The week of All Hallows’ Eve, he watched the skies darken with a rush of deep black-gray clouds rolling across the sky. The wind whipped around them, tugging and pulling at the sails until three ripped. He ordered the crew to the rigging to take down the rest. They would be at the mercy of the current and waves, but there wasn’t another choice. He stayed at the wheel, issuing orders, and watching the skies.

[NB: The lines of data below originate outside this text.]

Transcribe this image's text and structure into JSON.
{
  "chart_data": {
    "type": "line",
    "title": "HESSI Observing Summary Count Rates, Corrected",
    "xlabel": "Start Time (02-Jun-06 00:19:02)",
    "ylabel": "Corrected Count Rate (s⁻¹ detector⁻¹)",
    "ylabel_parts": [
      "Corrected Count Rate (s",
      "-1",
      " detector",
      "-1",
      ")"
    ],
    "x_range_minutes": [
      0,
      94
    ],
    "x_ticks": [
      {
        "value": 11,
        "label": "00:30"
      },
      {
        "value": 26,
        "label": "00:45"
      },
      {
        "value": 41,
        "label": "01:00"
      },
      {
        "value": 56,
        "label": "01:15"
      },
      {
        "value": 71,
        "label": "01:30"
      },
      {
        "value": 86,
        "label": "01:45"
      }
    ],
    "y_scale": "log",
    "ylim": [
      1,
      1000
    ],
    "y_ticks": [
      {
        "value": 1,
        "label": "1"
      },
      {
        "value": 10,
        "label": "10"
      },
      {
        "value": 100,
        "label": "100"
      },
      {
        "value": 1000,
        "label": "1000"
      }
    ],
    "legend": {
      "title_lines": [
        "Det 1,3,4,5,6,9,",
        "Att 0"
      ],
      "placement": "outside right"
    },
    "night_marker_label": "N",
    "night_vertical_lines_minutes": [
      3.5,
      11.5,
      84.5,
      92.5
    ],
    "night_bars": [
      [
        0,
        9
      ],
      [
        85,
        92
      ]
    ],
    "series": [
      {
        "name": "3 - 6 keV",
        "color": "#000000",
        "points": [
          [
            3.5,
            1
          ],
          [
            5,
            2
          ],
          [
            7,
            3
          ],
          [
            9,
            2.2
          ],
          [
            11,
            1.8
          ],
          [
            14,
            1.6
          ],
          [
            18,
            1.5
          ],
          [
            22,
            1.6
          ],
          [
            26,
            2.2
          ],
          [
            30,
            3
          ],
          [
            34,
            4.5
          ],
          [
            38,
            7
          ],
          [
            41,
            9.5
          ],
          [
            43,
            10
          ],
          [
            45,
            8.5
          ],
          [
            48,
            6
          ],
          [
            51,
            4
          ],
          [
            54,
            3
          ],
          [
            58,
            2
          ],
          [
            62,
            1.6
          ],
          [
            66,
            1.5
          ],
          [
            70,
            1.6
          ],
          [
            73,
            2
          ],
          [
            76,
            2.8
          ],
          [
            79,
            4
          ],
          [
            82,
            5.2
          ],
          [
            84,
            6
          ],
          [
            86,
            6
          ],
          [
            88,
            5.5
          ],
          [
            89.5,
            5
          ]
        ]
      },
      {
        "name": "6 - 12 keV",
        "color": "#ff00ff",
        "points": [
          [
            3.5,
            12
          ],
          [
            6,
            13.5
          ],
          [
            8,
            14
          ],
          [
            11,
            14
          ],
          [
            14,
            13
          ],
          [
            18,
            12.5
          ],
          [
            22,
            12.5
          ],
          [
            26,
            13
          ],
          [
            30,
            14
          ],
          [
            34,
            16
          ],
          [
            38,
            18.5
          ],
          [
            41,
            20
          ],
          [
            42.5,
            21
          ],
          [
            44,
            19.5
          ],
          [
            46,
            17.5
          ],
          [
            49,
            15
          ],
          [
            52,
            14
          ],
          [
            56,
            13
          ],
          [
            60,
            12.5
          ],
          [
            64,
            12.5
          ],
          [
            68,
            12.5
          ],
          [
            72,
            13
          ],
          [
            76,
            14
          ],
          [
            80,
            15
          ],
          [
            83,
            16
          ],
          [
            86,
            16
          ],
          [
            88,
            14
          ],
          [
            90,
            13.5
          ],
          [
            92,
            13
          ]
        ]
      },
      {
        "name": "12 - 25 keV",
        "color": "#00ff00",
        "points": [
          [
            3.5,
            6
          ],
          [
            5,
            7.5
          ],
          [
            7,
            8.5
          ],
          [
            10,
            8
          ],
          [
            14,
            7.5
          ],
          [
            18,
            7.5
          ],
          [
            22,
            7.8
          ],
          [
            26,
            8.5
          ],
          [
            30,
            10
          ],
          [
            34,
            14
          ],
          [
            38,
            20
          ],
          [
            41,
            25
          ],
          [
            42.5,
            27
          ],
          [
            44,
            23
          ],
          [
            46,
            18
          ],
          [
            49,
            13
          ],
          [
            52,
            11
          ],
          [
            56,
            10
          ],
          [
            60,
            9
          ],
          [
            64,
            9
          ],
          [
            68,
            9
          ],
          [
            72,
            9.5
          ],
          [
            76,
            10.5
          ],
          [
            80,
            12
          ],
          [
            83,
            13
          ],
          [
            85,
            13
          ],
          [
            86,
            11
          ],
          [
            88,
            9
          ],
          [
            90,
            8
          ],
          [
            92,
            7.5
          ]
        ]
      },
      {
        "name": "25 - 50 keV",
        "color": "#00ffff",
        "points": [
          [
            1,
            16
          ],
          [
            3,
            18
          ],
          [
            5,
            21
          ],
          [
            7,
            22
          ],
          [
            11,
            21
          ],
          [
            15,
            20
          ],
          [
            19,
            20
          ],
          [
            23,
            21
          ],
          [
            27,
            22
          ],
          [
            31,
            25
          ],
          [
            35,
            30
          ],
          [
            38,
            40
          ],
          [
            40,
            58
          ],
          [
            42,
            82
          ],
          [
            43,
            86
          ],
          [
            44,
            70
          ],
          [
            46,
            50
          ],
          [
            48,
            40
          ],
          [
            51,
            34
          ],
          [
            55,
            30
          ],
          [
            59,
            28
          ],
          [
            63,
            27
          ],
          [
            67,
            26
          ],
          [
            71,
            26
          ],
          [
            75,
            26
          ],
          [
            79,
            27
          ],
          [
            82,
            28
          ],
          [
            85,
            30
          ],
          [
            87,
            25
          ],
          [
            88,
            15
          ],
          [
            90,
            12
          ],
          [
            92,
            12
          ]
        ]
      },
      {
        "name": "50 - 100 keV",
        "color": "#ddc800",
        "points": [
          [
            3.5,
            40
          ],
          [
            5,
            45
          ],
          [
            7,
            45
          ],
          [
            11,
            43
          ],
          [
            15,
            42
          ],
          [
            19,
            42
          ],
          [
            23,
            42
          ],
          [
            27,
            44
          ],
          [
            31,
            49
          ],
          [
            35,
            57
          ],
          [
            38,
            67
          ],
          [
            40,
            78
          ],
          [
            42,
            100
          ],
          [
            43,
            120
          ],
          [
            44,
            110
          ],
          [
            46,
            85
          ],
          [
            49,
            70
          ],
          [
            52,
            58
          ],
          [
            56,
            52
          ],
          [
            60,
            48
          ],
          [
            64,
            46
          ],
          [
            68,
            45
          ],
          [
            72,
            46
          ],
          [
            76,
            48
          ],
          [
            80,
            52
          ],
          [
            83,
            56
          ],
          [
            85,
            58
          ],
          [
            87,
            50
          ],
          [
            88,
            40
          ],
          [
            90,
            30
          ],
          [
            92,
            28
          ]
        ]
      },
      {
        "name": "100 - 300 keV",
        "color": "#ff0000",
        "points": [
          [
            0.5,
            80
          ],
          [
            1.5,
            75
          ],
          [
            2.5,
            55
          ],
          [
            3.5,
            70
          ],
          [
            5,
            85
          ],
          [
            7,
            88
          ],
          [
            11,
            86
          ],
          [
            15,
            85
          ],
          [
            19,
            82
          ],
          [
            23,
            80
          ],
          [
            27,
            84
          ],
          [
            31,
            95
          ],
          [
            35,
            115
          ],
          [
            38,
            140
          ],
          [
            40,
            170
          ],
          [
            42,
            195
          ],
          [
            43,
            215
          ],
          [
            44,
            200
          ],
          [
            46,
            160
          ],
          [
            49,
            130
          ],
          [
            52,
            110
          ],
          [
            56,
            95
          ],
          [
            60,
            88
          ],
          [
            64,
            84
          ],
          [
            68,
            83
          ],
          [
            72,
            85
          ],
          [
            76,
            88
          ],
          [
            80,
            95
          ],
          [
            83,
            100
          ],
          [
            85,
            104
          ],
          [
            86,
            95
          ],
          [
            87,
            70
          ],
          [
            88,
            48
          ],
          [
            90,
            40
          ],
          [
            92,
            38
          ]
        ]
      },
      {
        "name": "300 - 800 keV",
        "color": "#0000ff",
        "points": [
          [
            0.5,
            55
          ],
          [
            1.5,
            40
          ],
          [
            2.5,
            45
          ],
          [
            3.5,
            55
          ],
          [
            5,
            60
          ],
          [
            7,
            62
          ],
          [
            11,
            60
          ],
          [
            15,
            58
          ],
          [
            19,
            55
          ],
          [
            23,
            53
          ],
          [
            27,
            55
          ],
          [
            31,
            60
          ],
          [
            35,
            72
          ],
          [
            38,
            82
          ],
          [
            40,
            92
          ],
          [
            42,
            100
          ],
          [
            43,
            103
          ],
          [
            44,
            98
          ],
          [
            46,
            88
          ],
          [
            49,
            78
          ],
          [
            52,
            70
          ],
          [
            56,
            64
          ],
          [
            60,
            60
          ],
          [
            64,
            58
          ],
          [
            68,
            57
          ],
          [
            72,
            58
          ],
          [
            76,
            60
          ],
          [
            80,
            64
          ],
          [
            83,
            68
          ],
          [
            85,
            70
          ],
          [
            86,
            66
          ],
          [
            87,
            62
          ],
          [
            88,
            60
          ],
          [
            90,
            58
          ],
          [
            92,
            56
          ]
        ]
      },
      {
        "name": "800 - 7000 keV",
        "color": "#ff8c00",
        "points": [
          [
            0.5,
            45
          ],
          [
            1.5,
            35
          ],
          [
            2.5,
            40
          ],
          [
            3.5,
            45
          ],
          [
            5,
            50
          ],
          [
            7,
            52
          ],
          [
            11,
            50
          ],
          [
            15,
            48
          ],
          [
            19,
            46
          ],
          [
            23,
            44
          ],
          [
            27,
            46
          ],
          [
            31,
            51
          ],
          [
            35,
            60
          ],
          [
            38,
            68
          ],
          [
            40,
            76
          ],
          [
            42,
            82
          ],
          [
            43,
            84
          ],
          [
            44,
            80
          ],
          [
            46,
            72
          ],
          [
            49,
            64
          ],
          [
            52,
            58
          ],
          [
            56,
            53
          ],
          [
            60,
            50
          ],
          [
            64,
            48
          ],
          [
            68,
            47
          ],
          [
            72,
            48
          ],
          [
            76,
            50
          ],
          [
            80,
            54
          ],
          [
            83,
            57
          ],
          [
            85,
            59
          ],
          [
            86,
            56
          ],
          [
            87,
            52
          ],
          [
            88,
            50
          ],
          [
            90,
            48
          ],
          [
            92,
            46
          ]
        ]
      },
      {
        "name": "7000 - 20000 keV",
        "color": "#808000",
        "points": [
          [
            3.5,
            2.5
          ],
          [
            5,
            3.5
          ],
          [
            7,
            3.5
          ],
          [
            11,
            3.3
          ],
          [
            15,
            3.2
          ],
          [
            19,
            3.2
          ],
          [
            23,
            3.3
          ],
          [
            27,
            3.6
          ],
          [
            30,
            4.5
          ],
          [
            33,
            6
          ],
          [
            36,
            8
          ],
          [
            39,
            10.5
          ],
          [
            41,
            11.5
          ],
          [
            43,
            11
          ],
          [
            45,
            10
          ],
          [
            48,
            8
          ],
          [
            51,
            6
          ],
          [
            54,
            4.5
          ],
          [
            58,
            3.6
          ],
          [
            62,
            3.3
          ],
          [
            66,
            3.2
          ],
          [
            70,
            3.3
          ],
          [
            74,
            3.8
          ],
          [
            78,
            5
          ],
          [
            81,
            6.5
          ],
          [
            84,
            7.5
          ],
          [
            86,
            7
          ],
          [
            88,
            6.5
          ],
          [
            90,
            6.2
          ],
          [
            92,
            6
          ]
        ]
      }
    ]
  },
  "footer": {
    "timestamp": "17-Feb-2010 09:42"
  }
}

In a flash of lightning, a dark-skinned woman in colorful fabrics, a scarf around her neck, and items in her hand which she waved in his direction, her mouth forming words, as she danced around him. The final curse came through the darkness along with dust and power:
Ashes to Ashes, dust to dust Twist and bend the bones to dust I scatter these bones, these bones full of my rage Take them as an offering to bring thy enemy pain I see thy enemy before me now I bind him, crush him, and knock him down With these bones I now do crush Grind thy enemies into dust With the eternal fires out of control With this curse I take thy soul Take the form as a ghost for eternity Betwixt the time of the autumnal equinox and all hallows’ eve thy will become corporeal Learn the will of thy heart This is my will let it be done
As she finished the curse, Edmund lost feeling in all his limbs. He stared at his feet as they faded to invisibility and gradually climb up his body. As he screamed against her, the spirits, and into the wind, he disappeared completely from life.
After All Saints’ Day, he reappeared in this suite in his current form and figured out what the priestess did to him. The following autumn, he learned about the corporeal state, disguising his appearance from family and friends. He couldn’t leave the manor except to reappear at the lighthouse. He was connected forever to this manor, it recharged his energy and held him in this life between worlds.
Adjusting to this ghost form and half-life, Edmund accepted his fate. He integrated the changes of the manor to a B&B after the last of his family passed and he adjusted the name on the deed to whatever current one he chose. He took a lover, preferably a male, when his body craved the sensation during this short reprieve and entrance into the physical world. Over the last few years, he didn’t bother, hardening his mind to his empty fate.
For those reasons, he was intrigued by the temptation of the gorgeous young man inside his home. This man saw both of his forms and didn’t flee. He recognized Aiden’s mind was troubled, the loss of his job, no ride home, and little available funds. With this last week available to him, Edmund wondered how he could connect to Aiden before he lost his chance this year.